Thursday, December 12, 2019

Putin Won't Force Lukashenka to Agree to Anschluss as That Wouldn’t Serve Kremlin’s Interests, Samorukov Says


Paul Goble

            Staunton, December 10 – Despite all the leverage he supposedly has, Vladimir Putin has signally failed to extract the concessions from Belarusian President Alyaksandr Lukashenka that would allow the Kremlin leader to proclaim victory in his drive to create a new union state and thus put in place the basis for his continuation in office after 2024, Maksim Samorukov says.

            Belarusians who oppose such an Anschluss are jubilant, Putin’s opponents are pleased, and Putin’s supporters are concerned that the outcome they expected in Sochi did not occur (svoboda.org/a/30314449.html). But Moscow Carnegie Center scholar argues no one should have been entirely surprised (carnegie.ru/commentary/80528).

            That is because, Samorukov argues, “the strength of Lukashenka’s position is based not on his personal connections with Russian leaders but on the geopolitical ambitions of Russia.” (emphasis supplied) As long as Moscow hopes to attract other former Soviet republics, it needs Lukashenka as “an example of those goods which union with Russia gives.”

            And in fact, he continues, while there has been a strengthening of Russian control over Belarus via Moscow’s use of energy resources, this development has “moved so slowly that it is clearly lagging behind the tempos of Belarusian emancipation from Russia,” something that is not always recognized or acknowledged.

            In the latest of what seem to be countless meetings between Lukashenka and Russian leaders, the two sides agreed on just two road maps toward a union state. “It might seem that the master of maneuver, Lukashenka, again outplayed everyone and turned aside Russian demands for real integration with the help of delays and empty promises.”

            But in fact, Putin isn’t prepared to push Lukashenka to the point of the latter’s losing control of the situation, even though it sometimes seems that Putin is leaving Lukashenka with ever less room for maneuver with each passing crisis between the two, a development that seems to occur ever two to three years.

            While Moscow has secured Gazprom’s complete control of pipelines through Belarus to Europe, this move hasn’t cost Belarus its sovereignty.  While it has gotten Minsk to join the Eurasian Economic Community, that institution is less than meets the eye. And “the remaining results of the many years of Russian pressure are still more meaningless.”

            That Minsk doesn’t have an accord with the EU is not a triumph for Russia, but a reflection of Lukashenka’s unwillingness to modify his regime even in a decorative way to suit the Europeans, Samorukov says.  That Minsk owes Russia so much matters less than it might because Moscow would send more money if the Belarusian regime were in real trouble.

            Meanwhile, as Russian influence has been expanding so slowly, Belarus has moved quickly to emancipate itself from Moscow.  Its economy now sports a large private sector that is ever less connected with and dependent on Russia.  And whatever officials say, “today, the economy of Belarus is hardly what it was at the dawn of integration with Russia in the 1990s.”

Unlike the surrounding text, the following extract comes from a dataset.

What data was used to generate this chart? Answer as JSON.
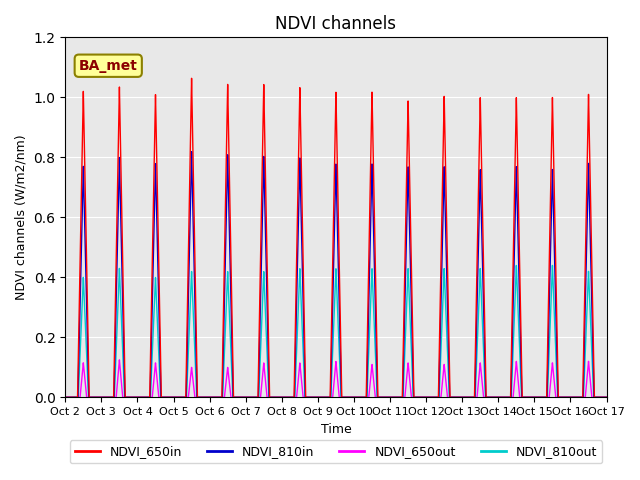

            Similar trends have been taking place in Belarusian exports, with ever more of them going other than to Russia, “especially in the IT sector.” And Belarusian society has been changing psychologically however much Lukashenka might like to prevent that from taking place.

            “Today the median age is about 40,” Samorukov says; “and this means that more than half of today’s Belarusians already don’t remember how they lived in one country with Russia and an independent Belarus is taken for granted.” Polls show this: Twenty years ago, almost a third of Belarusians weren’t opposed to uniting with Russia. Now only 10 percent aren’t.”

            Belarusians no longer believe that they must choose between two radical options: between pro-Russian nostalgia for the USSR and “pro-Western ethnic nationalism.”  Now, “there is a third moderate variant – civic nationalism with the defense of their own statehood but without the total transition to the Belarusian language and denial of everything Russian.”

            Consequently and obviously, Samorukov continues, “time is working against the strengthening of Russian control,” and “it is difficult to imagine” that the Kremlin doesn’t understand this. What defines the situation is that the Kremlin views Belarus as “secondary” to its larger goals of attracting other former Soviet republics to its side.

            “The Kremlin has never believed in the strength of civil society,” the analyst says. Therefore, it focuses on leaders not societies. And it believes that all post-Soviet leaders would like to remain in power for as long as Lukashenka has rather than risk being defeated in the next elections as Ukrainian presidents routinely are.

            The Kremlin will thus not push Lukashenka too far and will continue to come to his aid if things get rough, even as it does continue to try to strengthen its hand in Belarus.  That was the case in the crisis years of 2011, 2014, and 2017, Samorukov says; and it will continue after 2024 whether Putin is in power or not.